La réaction du grand Gordie Howe, qui se joindra lui-même à l’AMH un an plus tard, est bien sentie : « Il y a encore beaucoup de questions à propos de la nouvelle ligue. Mais j’imagine que 1 million de dollars fournit beaucoup de réponses ! »

La LNH n’a cependant pas dit son dernier mot.
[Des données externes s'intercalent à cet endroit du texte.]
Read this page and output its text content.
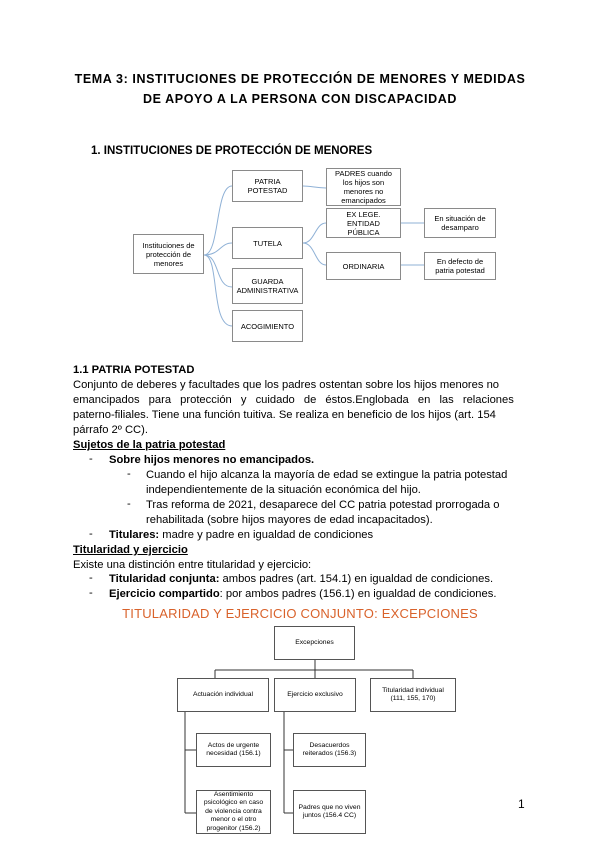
TEMA 3: INSTITUCIONES DE PROTECCIÓN DE MENORES Y MEDIDAS
DE APOYO A LA PERSONA CON DISCAPACIDAD
1. INSTITUCIONES DE PROTECCIÓN DE MENORES
Instituciones de protección de menores
PATRIA POTESTAD
TUTELA
GUARDA ADMINISTRATIVA
ACOGIMIENTO
PADRES cuando los hijos son menores no emancipados
EX LEGE. ENTIDAD PÚBLICA
ORDINARIA
En situación de desamparo
En defecto de patria potestad
1.1 PATRIA POTESTAD
Conjunto de deberes y facultades que los padres ostentan sobre los hijos menores no
emancipados para protección y cuidado de éstos.Englobada en las relaciones
paterno-filiales. Tiene una función tuitiva. Se realiza en beneficio de los hijos (art. 154
párrafo 2º CC).
Sujetos de la patria potestad
- Sobre hijos menores no emancipados.
- Cuando el hijo alcanza la mayoría de edad se extingue la patria potestad
independientemente de la situación económica del hijo.
- Tras reforma de 2021, desaparece del CC patria potestad prorrogada o
rehabilitada (sobre hijos mayores de edad incapacitados).
- Titulares: madre y padre en igualdad de condiciones
Titularidad y ejercicio
Existe una distinción entre titularidad y ejercicio:
- Titularidad conjunta: ambos padres (art. 154.1) en igualdad de condiciones.
- Ejercicio compartido: por ambos padres (156.1) en igualdad de condiciones.
TITULARIDAD Y EJERCICIO CONJUNTO: EXCEPCIONES
Excepciones
Actuación individual	Ejercicio exclusivo
Titularidad individual (111, 155, 170)
Actos de urgente necesidad (156.1)
Asentimiento psicológico en caso de violencia contra menor o el otro progenitor (156.2)
Desacuerdos reiterados (156.3)
Padres que no viven juntos (156.4 CC)
1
Elle dépose un recours judiciaire contre Hull, les Jets et l’AMH. En novembre, une cour de Philadelphie rend un jugement historique : Hull peut s’aligner avec les Jets.

« La LNH ne constitue pas la candidate idéale pour profiter d’une exemption aux lois du travail », écrit le juge Leon Higginbotham, dans une décision lapidaire. « La Ligue a elle-même établi et perpétué, grâce à la clause de réserve, un monopole sur les hockeyeurs professionnels. »
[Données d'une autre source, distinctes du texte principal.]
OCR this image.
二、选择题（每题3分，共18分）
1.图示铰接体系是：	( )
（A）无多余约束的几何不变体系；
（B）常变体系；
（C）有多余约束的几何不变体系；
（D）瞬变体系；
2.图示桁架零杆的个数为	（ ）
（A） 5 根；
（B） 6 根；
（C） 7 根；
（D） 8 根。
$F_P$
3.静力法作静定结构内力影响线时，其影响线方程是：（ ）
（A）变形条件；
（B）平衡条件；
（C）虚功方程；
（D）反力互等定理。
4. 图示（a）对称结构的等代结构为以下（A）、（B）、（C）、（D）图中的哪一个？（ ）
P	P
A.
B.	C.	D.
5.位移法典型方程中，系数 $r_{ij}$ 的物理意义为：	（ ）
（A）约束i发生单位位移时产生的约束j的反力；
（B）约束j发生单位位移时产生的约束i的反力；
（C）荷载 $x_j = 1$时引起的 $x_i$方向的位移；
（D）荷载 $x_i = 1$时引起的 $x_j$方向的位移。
Ces mots changent la réalité économique de l’industrie. L’AMH a bel et bien le droit d’embaucher des joueurs de la LNH dont le contrat est terminé, leur permettant ainsi de profiter de la concurrence entre les deux circuits. Du coup, les salaires explosent. Parallèlement, un énorme conflit, qui mettra des années à se résorber, éclate entre les deux ligues.
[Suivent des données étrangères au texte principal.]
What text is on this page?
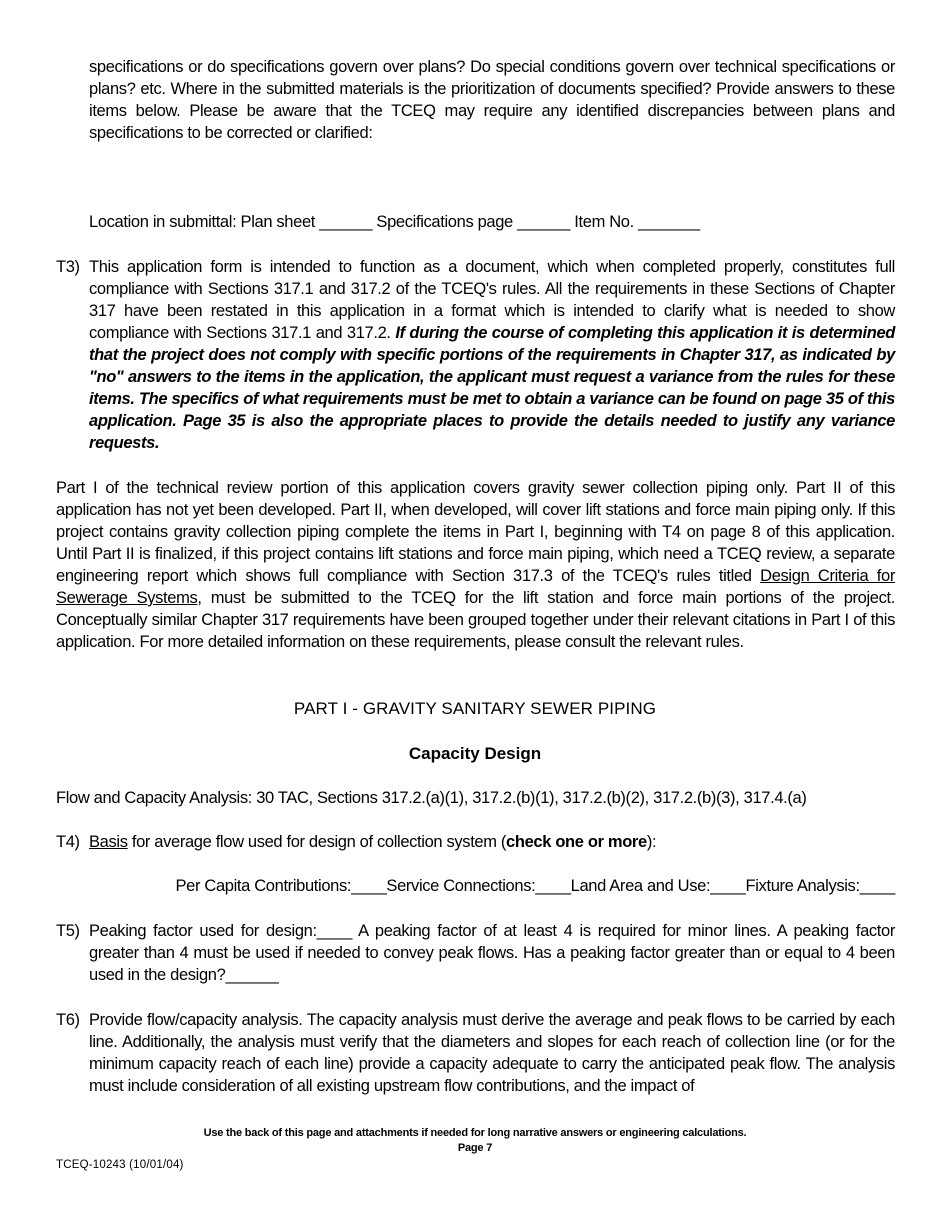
specifications or do specifications govern over plans? Do special conditions govern over technical specifications or plans? etc. Where in the submitted materials is the prioritization of documents specified? Provide answers to these items below. Please be aware that the TCEQ may require any identified discrepancies between plans and specifications to be corrected or clarified:
Location in submittal: Plan sheet ______ Specifications page ______ Item No. _______
T3) This application form is intended to function as a document, which when completed properly, constitutes full compliance with Sections 317.1 and 317.2 of the TCEQ's rules. All the requirements in these Sections of Chapter 317 have been restated in this application in a format which is intended to clarify what is needed to show compliance with Sections 317.1 and 317.2. If during the course of completing this application it is determined that the project does not comply with specific portions of the requirements in Chapter 317, as indicated by "no" answers to the items in the application, the applicant must request a variance from the rules for these items. The specifics of what requirements must be met to obtain a variance can be found on page 35 of this application. Page 35 is also the appropriate places to provide the details needed to justify any variance requests.
Part I of the technical review portion of this application covers gravity sewer collection piping only. Part II of this application has not yet been developed. Part II, when developed, will cover lift stations and force main piping only. If this project contains gravity collection piping complete the items in Part I, beginning with T4 on page 8 of this application. Until Part II is finalized, if this project contains lift stations and force main piping, which need a TCEQ review, a separate engineering report which shows full compliance with Section 317.3 of the TCEQ's rules titled Design Criteria for Sewerage Systems, must be submitted to the TCEQ for the lift station and force main portions of the project. Conceptually similar Chapter 317 requirements have been grouped together under their relevant citations in Part I of this application. For more detailed information on these requirements, please consult the relevant rules.
PART I - GRAVITY SANITARY SEWER PIPING
Capacity Design
Flow and Capacity Analysis: 30 TAC, Sections 317.2.(a)(1), 317.2.(b)(1), 317.2.(b)(2), 317.2.(b)(3), 317.4.(a)
T4) Basis for average flow used for design of collection system (check one or more):
Per Capita Contributions:____Service Connections:____Land Area and Use:____Fixture Analysis:____
T5) Peaking factor used for design:____ A peaking factor of at least 4 is required for minor lines. A peaking factor greater than 4 must be used if needed to convey peak flows. Has a peaking factor greater than or equal to 4 been used in the design?______
T6) Provide flow/capacity analysis. The capacity analysis must derive the average and peak flows to be carried by each line. Additionally, the analysis must verify that the diameters and slopes for each reach of collection line (or for the minimum capacity reach of each line) provide a capacity adequate to carry the anticipated peak flow. The analysis must include consideration of all existing upstream flow contributions, and the impact of
Use the back of this page and attachments if needed for long narrative answers or engineering calculations.
Page 7
TCEQ-10243 (10/01/04)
En 1979, l’AMH met fin à ses activités lorsque quatre de ses équipes (les Jets, les Oilers d’Edmonton, les Whalers de Hartford et les Nordiques de Québec) passent à la LNH. Sans l’audace de Bobby Hull, on peut croire que rien de cela ne se serait produit.

Comme me l’expliqua un jour Réjean Houle, qui améliora son sort en signant un contrat avec les Nordiques en 1973 avant de revenir avec le Canadien trois ans plus tard, la création de l’AMH a tout changé pour les joueurs.

« Nous obtenions maintenant la possibilité de véritablement négocier notre salaire. Ce fut la première avancée majeure pour les joueurs, une grande délivrance pour les gars de mon époque. »

Bobby Hull est mort. Il a marqué son sport comme peu d’autres l’ont fait. Mais les terribles écarts de sa vie personnelle ternissent à jamais son image.